Notwithstanding the vagaries of the term ‘resources’ the provision allowing charities to engage in limited political activity was intended to be a relieving provision so that charities could be involved in relevant national discussions. But for this provision charities ostensibly could not engage in any type of political activities.
That said some organizations believe that the pursuit of their charitable aims can be accomplished primarily if not only through political activity. The relief of poverty is one example. There is a school of thought that believes that poverty can be eliminated through the redistribution of wealth.

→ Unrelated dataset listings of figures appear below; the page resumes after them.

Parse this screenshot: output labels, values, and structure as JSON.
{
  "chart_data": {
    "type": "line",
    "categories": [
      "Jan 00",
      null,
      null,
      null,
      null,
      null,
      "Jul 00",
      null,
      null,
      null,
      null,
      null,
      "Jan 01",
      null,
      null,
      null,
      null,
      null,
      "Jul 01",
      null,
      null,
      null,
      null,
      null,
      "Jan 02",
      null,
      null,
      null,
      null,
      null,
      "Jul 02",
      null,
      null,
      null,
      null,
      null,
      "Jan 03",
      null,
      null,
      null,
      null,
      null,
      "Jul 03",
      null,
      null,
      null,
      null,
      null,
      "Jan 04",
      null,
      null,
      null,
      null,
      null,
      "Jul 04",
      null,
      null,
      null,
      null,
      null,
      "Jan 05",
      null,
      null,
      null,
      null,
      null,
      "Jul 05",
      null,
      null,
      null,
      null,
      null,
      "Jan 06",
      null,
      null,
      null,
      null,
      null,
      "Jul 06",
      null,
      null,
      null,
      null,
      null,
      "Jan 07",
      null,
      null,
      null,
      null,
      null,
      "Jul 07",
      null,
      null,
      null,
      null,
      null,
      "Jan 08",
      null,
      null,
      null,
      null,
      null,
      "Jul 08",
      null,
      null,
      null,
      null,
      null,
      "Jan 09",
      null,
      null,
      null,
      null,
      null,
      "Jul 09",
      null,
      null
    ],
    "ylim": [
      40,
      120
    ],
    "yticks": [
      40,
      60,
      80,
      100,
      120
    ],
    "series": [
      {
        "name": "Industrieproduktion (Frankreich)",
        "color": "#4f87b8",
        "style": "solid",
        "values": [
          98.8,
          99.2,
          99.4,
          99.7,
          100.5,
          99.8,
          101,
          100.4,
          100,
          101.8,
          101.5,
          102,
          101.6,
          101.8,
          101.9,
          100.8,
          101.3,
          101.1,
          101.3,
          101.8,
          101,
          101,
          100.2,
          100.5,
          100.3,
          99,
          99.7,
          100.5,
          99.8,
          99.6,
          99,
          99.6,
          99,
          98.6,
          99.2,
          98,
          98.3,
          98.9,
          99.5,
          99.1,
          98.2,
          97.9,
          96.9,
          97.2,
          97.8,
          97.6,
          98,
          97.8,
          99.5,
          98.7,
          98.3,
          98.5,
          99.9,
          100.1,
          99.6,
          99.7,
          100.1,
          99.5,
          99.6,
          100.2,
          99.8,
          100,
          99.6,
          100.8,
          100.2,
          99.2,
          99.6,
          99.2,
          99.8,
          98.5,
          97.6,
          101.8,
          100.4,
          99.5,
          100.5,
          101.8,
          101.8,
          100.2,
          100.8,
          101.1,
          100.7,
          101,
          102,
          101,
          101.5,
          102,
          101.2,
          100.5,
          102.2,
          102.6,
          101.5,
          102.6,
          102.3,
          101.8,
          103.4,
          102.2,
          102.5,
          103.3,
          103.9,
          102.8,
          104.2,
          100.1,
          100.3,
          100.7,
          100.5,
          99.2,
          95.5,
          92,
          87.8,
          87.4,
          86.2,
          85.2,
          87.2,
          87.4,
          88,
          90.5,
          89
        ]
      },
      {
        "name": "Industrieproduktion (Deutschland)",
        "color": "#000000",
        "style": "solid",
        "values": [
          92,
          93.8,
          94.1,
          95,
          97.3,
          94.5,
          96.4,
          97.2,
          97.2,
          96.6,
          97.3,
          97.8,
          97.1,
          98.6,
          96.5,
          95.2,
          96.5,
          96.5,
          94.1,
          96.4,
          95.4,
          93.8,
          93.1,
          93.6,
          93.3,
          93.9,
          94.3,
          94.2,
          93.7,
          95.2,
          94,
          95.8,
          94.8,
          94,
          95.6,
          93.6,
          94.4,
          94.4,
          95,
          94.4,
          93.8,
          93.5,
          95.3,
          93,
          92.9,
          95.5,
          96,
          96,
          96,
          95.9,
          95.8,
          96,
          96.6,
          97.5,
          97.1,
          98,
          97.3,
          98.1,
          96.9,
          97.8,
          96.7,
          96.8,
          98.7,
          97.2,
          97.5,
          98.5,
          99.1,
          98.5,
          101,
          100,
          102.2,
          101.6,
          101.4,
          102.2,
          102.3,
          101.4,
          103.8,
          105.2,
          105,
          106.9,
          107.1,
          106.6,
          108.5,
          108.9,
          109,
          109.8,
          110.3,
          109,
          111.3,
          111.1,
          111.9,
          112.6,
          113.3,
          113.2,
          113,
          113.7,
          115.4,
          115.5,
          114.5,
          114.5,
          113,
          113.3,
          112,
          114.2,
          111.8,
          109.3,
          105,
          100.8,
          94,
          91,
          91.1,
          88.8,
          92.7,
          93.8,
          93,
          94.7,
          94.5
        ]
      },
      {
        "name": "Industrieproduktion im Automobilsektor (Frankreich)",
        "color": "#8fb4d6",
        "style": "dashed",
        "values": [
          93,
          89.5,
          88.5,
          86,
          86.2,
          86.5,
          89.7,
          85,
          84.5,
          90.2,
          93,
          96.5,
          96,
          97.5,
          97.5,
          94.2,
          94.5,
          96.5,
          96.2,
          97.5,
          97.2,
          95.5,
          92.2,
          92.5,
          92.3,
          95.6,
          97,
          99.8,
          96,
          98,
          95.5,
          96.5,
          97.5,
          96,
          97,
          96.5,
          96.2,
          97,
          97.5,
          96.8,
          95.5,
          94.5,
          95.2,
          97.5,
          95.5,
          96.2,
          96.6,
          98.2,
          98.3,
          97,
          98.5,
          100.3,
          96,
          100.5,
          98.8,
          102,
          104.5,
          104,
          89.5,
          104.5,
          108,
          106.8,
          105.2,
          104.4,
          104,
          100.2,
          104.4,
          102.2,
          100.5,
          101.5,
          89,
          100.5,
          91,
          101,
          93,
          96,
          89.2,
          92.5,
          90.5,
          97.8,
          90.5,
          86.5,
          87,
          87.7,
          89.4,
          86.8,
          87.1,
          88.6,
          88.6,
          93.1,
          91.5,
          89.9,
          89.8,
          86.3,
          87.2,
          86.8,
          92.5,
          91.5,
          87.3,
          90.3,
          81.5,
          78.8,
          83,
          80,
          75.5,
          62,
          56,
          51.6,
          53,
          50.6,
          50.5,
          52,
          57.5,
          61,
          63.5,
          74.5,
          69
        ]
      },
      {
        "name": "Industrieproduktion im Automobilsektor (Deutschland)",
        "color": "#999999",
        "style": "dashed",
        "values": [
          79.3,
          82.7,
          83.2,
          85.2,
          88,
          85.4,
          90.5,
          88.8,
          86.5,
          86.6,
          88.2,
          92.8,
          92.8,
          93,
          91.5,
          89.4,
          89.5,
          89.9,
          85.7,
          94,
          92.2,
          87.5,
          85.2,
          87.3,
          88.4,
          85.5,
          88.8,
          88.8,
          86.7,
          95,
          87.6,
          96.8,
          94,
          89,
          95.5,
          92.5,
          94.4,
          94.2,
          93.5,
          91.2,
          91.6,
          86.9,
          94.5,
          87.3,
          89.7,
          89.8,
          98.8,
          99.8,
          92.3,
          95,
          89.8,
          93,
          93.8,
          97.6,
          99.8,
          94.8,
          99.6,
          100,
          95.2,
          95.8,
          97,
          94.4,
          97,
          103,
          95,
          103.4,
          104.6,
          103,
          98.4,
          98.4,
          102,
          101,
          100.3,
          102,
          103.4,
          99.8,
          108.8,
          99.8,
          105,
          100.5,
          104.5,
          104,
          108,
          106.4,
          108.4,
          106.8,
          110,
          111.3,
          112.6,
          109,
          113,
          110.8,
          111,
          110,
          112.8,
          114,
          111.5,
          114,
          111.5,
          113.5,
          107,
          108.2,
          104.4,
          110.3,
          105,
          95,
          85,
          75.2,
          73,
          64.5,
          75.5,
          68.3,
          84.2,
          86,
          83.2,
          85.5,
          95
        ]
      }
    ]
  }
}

This in turn can only be done through the promulgation of laws allowing it and thus advocating such changes is, while a political activity, arguably in pursuit of a charitable objective.
The English courts in the important McGovern decision of 1981 (that has been accepted in Canada) provided some guidance on the definition of political activity when Justice Slade held that:
“From the passages from the speeches of Lord Parker [in Bowman], Lord Wright and Lord Simonds [in Anti-Vivisection] which I have read I extract the principle that the court will not regard as charitable a trust of which a main object is to procure an alteration of the law of the United Kingdom for one or both of two reasons: first, the court will ordinarily have no sufficient means of judging as a matter of evidence whether the proposed change will or will not be for the public benefit. Secondly, even if the evidence suffices to enable it to form a prima facie opinion that a change in the law is desirable, it must still decide the case on the principle that the law is right as it stands, since to do otherwise would usurp the function of the legislature”.
While there may be some logical inconsistencies in the notion that the Courts cannot tell whether a change in the law will or will not be for the public benefit1 this is the law as it currently stands. So charities must engage all their resources in charitable activity subject to a small allowance for certain causes that are related to their objects and incidental to them only. A charity’s entire right to engage in issues in which it may have an interest rests on that fine allowance. One would imagine that a change in the law allowing charities to participate in advocacy is due but, of course, who is allowed to discuss it?
1 It is worth noting that the Courts in Canada in part used this rationale to find that advocacy to change laws outlawing torture was political activity and therefore could not be charitable.